Heather Wood, a former active duty military police assigned to the 35th Military Police Detachment at Fort Gordon, learned firsthand how valuable her military training was Sept. 16 in Washington, D.C. She was one of the dispatchers for the Patuxent Naval Air Station when a flood of calls started coming in.

Reports of a gunman entering the building at the Navy Yard with a shotgun were being received. “With such a huge influx of emergency calls that day I also helped answer the Navy Yard 911 lines and retrieved updated information to give to [emergency] responders,” Wood said.

Remaining calm in a crisis takes training – ongoing training - and Wood was adequately prepared to help the hours-long manhunt and lockdown which took place blocks away from the U.S. Capitol building that day.
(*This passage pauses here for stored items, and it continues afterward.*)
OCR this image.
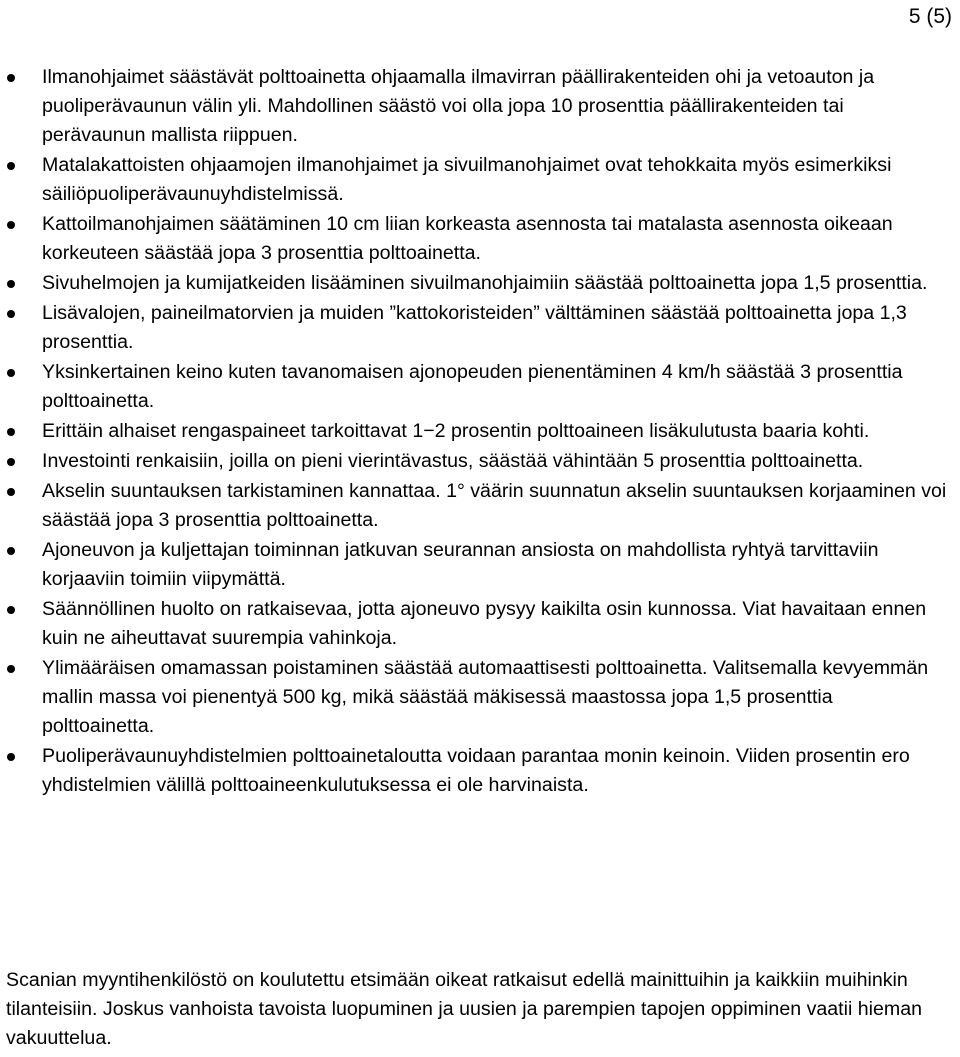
5 (5)
Ilmanohjaimet säästävät polttoainetta ohjaamalla ilmavirran päällirakenteiden ohi ja vetoauton ja puoliperävaunun välin yli. Mahdollinen säästö voi olla jopa 10 prosenttia päällirakenteiden tai perävaunun mallista riippuen.
Matalakattoisten ohjaamojen ilmanohjaimet ja sivuilmanohjaimet ovat tehokkaita myös esimerkiksi säiliöpuoliperävaunuyhdistelmissä.
Kattoilmanohjaimen säätäminen 10 cm liian korkeasta asennosta tai matalasta asennosta oikeaan korkeuteen säästää jopa 3 prosenttia polttoainetta.
Sivuhelmojen ja kumijatkeiden lisääminen sivuilmanohjaimiin säästää polttoainetta jopa 1,5 prosenttia.
Lisävalojen, paineilmatorvien ja muiden ”kattokoristeiden” välttäminen säästää polttoainetta jopa 1,3 prosenttia.
Yksinkertainen keino kuten tavanomaisen ajonopeuden pienentäminen 4 km/h säästää 3 prosenttia polttoainetta.
Erittäin alhaiset rengaspaineet tarkoittavat 1−2 prosentin polttoaineen lisäkulutusta baaria kohti.
Investointi renkaisiin, joilla on pieni vierintävastus, säästää vähintään 5 prosenttia polttoainetta.
Akselin suuntauksen tarkistaminen kannattaa. 1° väärin suunnatun akselin suuntauksen korjaaminen voi säästää jopa 3 prosenttia polttoainetta.
Ajoneuvon ja kuljettajan toiminnan jatkuvan seurannan ansiosta on mahdollista ryhtyä tarvittaviin korjaaviin toimiin viipymättä.
Säännöllinen huolto on ratkaisevaa, jotta ajoneuvo pysyy kaikilta osin kunnossa. Viat havaitaan ennen kuin ne aiheuttavat suurempia vahinkoja.
Ylimääräisen omamassan poistaminen säästää automaattisesti polttoainetta. Valitsemalla kevyemmän mallin massa voi pienentyä 500 kg, mikä säästää mäkisessä maastossa jopa 1,5 prosenttia polttoainetta.
Puoliperävaunuyhdistelmien polttoainetaloutta voidaan parantaa monin keinoin. Viiden prosentin ero yhdistelmien välillä polttoaineenkulutuksessa ei ole harvinaista.

Scanian myyntihenkilöstö on koulutettu etsimään oikeat ratkaisut edellä mainittuihin ja kaikkiin muihinkin tilanteisiin. Joskus vanhoista tavoista luopuminen ja uusien ja parempien tapojen oppiminen vaatii hieman vakuuttelua.
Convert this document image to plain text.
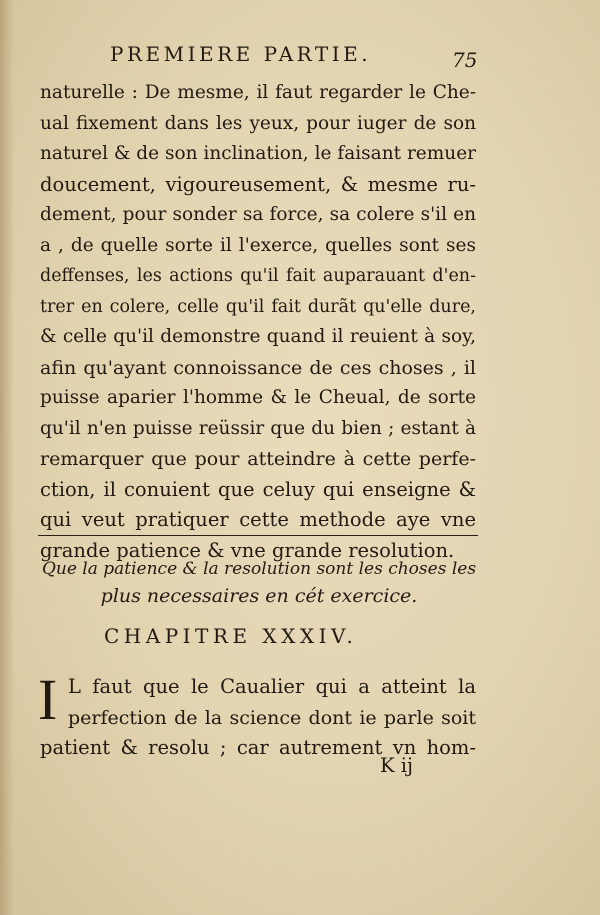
PREMIERE PARTIE.	75
naturelle : De mesme, il faut regarder le Che-
ual fixement dans les yeux, pour iuger de son
naturel & de son inclination, le faisant remuer
doucement, vigoureusement, & mesme ru-
dement, pour sonder sa force, sa colere s'il en
a , de quelle sorte il l'exerce, quelles sont ses
deffenses, les actions qu'il fait auparauant d'en-
trer en colere, celle qu'il fait durãt qu'elle dure,
& celle qu'il demonstre quand il reuient à soy,
afin qu'ayant connoissance de ces choses , il
puisse aparier l'homme & le Cheual, de sorte
qu'il n'en puisse reüssir que du bien ; estant à
remarquer que pour atteindre à cette perfe-
ction, il conuient que celuy qui enseigne &
qui veut pratiquer cette methode aye vne
grande patience & vne grande resolution.
Que la patience & la resolution sont les choses les
plus necessaires en cét exercice.
CHAPITRE XXXIV.
I L faut que le Caualier qui a atteint la
perfection de la science dont ie parle soit
patient & resolu ; car autrement vn hom-
K ij
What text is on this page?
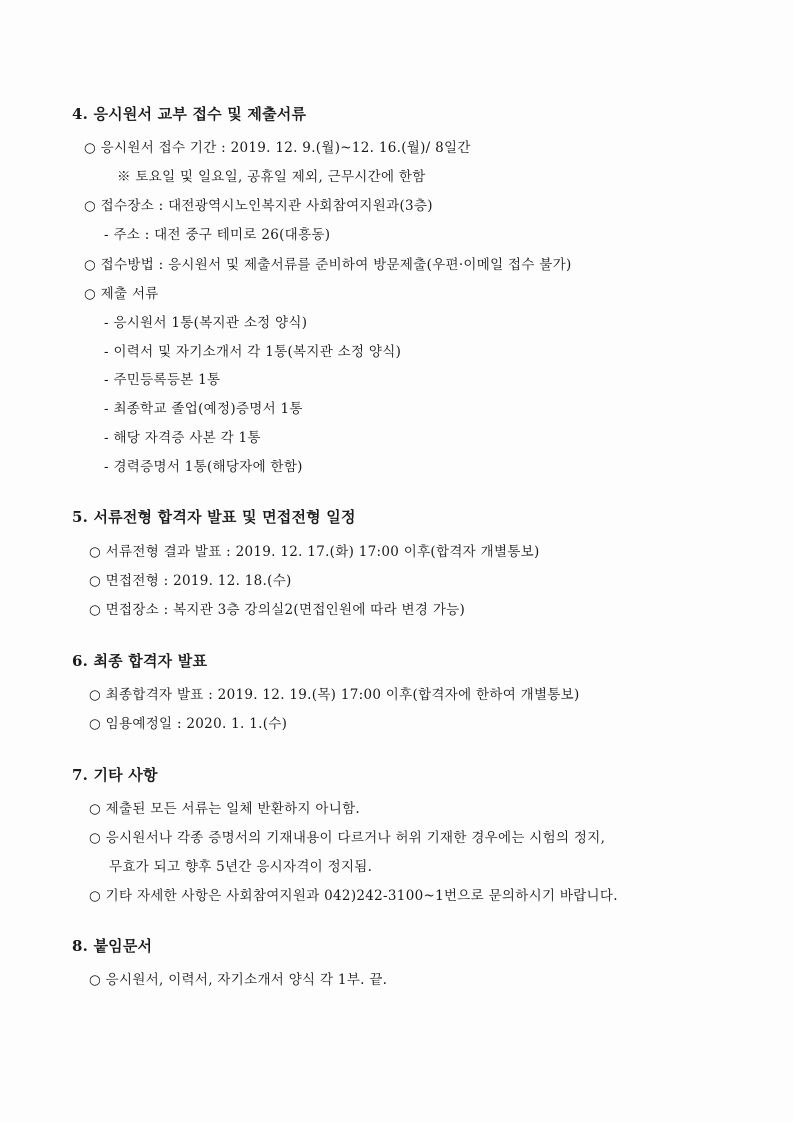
4. 응시원서 교부 접수 및 제출서류
○ 응시원서 접수 기간 : 2019. 12. 9.(월)~12. 16.(월)/ 8일간
※ 토요일 및 일요일, 공휴일 제외, 근무시간에 한함
○ 접수장소 : 대전광역시노인복지관 사회참여지원과(3층)
- 주소 : 대전 중구 테미로 26(대흥동)
○ 접수방법 : 응시원서 및 제출서류를 준비하여 방문제출(우편·이메일 접수 불가)
○ 제출 서류
- 응시원서 1통(복지관 소정 양식)
- 이력서 및 자기소개서 각 1통(복지관 소정 양식)
- 주민등록등본 1통
- 최종학교 졸업(예정)증명서 1통
- 해당 자격증 사본 각 1통
- 경력증명서 1통(해당자에 한함)
5. 서류전형 합격자 발표 및 면접전형 일정
○ 서류전형 결과 발표 : 2019. 12. 17.(화) 17:00 이후(합격자 개별통보)
○ 면접전형 : 2019. 12. 18.(수)
○ 면접장소 : 복지관 3층 강의실2(면접인원에 따라 변경 가능)
6. 최종 합격자 발표
○ 최종합격자 발표 : 2019. 12. 19.(목) 17:00 이후(합격자에 한하여 개별통보)
○ 임용예정일 : 2020. 1. 1.(수)
7. 기타 사항
○ 제출된 모든 서류는 일체 반환하지 아니함.
○ 응시원서나 각종 증명서의 기재내용이 다르거나 허위 기재한 경우에는 시험의 정지,
무효가 되고 향후 5년간 응시자격이 정지됨.
○ 기타 자세한 사항은 사회참여지원과 042)242-3100~1번으로 문의하시기 바랍니다.
8. 붙임문서
○ 응시원서, 이력서, 자기소개서 양식 각 1부. 끝.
As far back as high school she had been involved in search and rescue missions for downed aircraft and missing persons in woody terrain as a member of the Civil Air Patrol, an official auxiliary of the U.S. Air Force.

Part of the law enforcement training requirements for military police is dealing with scenarios involving simulated active shooters. Wood, who served on active duty after five years in law enforcement, is now a MP reservist assigned to the 443rd Military Police Company in Owings, Md.
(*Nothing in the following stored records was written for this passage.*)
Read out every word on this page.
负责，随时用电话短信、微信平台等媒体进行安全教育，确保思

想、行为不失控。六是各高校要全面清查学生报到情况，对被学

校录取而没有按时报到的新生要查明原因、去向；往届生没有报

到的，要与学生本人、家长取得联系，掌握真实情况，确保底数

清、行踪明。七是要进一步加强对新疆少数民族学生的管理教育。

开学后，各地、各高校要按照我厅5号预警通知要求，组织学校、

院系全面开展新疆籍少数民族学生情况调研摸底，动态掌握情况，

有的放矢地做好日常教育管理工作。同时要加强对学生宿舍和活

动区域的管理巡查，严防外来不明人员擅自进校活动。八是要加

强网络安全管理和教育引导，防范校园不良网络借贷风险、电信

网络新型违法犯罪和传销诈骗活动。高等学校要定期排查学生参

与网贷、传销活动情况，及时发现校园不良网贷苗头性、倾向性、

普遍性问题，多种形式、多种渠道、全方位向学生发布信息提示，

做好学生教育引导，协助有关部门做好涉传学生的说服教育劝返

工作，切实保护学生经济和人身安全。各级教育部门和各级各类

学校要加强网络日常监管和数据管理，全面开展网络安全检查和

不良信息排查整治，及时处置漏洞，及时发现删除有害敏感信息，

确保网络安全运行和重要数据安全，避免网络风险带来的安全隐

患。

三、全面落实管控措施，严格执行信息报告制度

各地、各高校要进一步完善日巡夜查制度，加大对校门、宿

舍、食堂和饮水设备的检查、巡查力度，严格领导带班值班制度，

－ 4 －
“ You learn how to respond to a scene and what to do while there,” the specialist explained.

While assigned to the 35th Military Police Detachment at Fort Gordon Wood worked as a road patrol responding to different calls; a blotter clerk in the MP station a long side the desk sergeant, and a dispatcher fielding calls for the MPs and the fire department. At Fort Gordon she was certified through the National Academy of Fire, Police and Medical Dispatching.
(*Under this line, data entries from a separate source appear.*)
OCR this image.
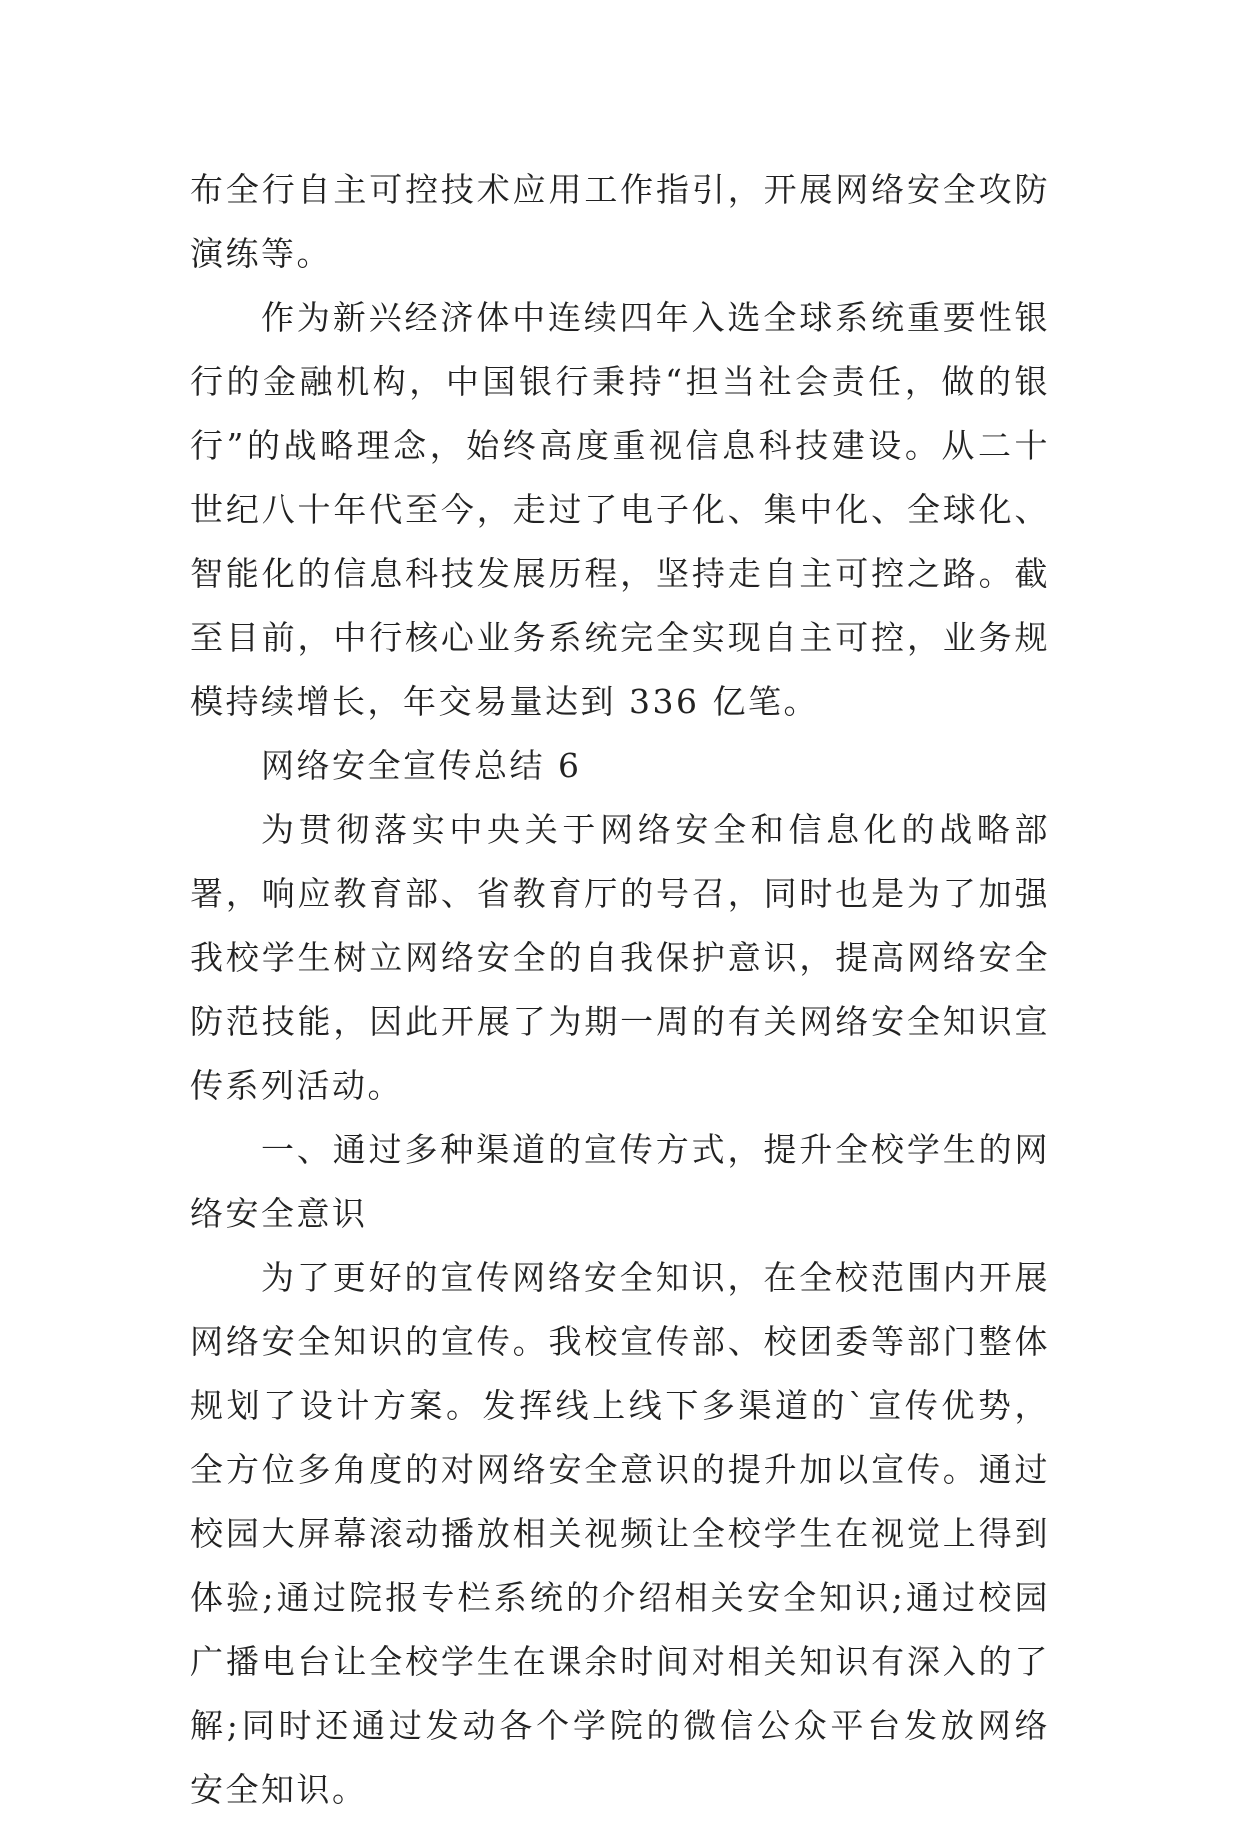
布全行自主可控技术应用工作指引，开展网络安全攻防演练等。

作为新兴经济体中连续四年入选全球系统重要性银行的金融机构，中国银行秉持“担当社会责任，做的银行”的战略理念，始终高度重视信息科技建设。从二十世纪八十年代至今，走过了电子化、集中化、全球化、智能化的信息科技发展历程，坚持走自主可控之路。截至目前，中行核心业务系统完全实现自主可控，业务规模持续增长，年交易量达到 336 亿笔。

网络安全宣传总结 6

为贯彻落实中央关于网络安全和信息化的战略部署，响应教育部、省教育厅的号召，同时也是为了加强我校学生树立网络安全的自我保护意识，提高网络安全防范技能，因此开展了为期一周的有关网络安全知识宣传系列活动。

一、通过多种渠道的宣传方式，提升全校学生的网络安全意识

为了更好的宣传网络安全知识，在全校范围内开展网络安全知识的宣传。我校宣传部、校团委等部门整体规划了设计方案。发挥线上线下多渠道的`宣传优势，全方位多角度的对网络安全意识的提升加以宣传。通过校园大屏幕滚动播放相关视频让全校学生在视觉上得到体验;通过院报专栏系统的介绍相关安全知识;通过校园广播电台让全校学生在课余时间对相关知识有深入的了解;同时还通过发动各个学院的微信公众平台发放网络安全知识。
After a permanent change of station move from Fort Gordon, Wood trained in combat support missions as a field MP with the 615th Military Police Company in Grafenwoehr, Germany. In May 2010, her company deployed to Afghanistan and operated in different areas in Regional Command East.

After transferring to the Army Reserve, and once she was hired in September 2012 by the Naval District Center at the Navy Yard she was recertified as a dispatcher through the Association of Public- Safety Communications Officials organization.

“Every [emergency] call can have its own challenges,” Wood explained.”In dealing with the active shooter at the Navy Yard, I just kept calm. I gave instructions to the caller and fed the information to the dispatchers who are assigned to dispatch emergency responders for the Navy yard and they in turn fed them the information I received from my caller.”

After dealing with an actual active shooter, Wood felt the need to pass on some tips she learned during the incident. She encourages everyone to take active shooter training seriously.

“Do not think it cannot happen at your work place or your child’s school, the grocery store or any other public area,” she said. “The numbers of active shooter incidents are rising all the time. Paying attention and being alert can save your life and the lives of others around you.”

The Navy federal dispatcher advised everyone involved in an active shooter situation to remain where they are until a uniformed police officer comes to get them and states that is ok for them to leave the area. “Stay away from windows, breezeways and hallways,” Wood said.

“Do not get up and run because you do not think you can hear the shooter anymore,” she cautioned. “You may not know what the shooter looks like or how many shooters there could be.”

Wood encouraged individuals to remain calm and when it’s safe to call 911. “Give the dispatcher as much information as you can,” she said. “Any and all information is helpful. If the active shooter is in the immediate vicinity, do not talk or even whisper, simply put the phone on the floor so that the dispatcher can still hear what is going on.”

“Finally, be observant, try and listen for any coworkers who might sound like they are injured and where they might be located in the immediate area, said the Patuxent Naval Air Station dispatcher.

When Wood reflects on the Navy Yard “active shooter” incident as well as her military training she sees the true value of training.“When I look back on what I’ve done with my life so far I just feel as though serving the community and country is what I was meant to do,” she said.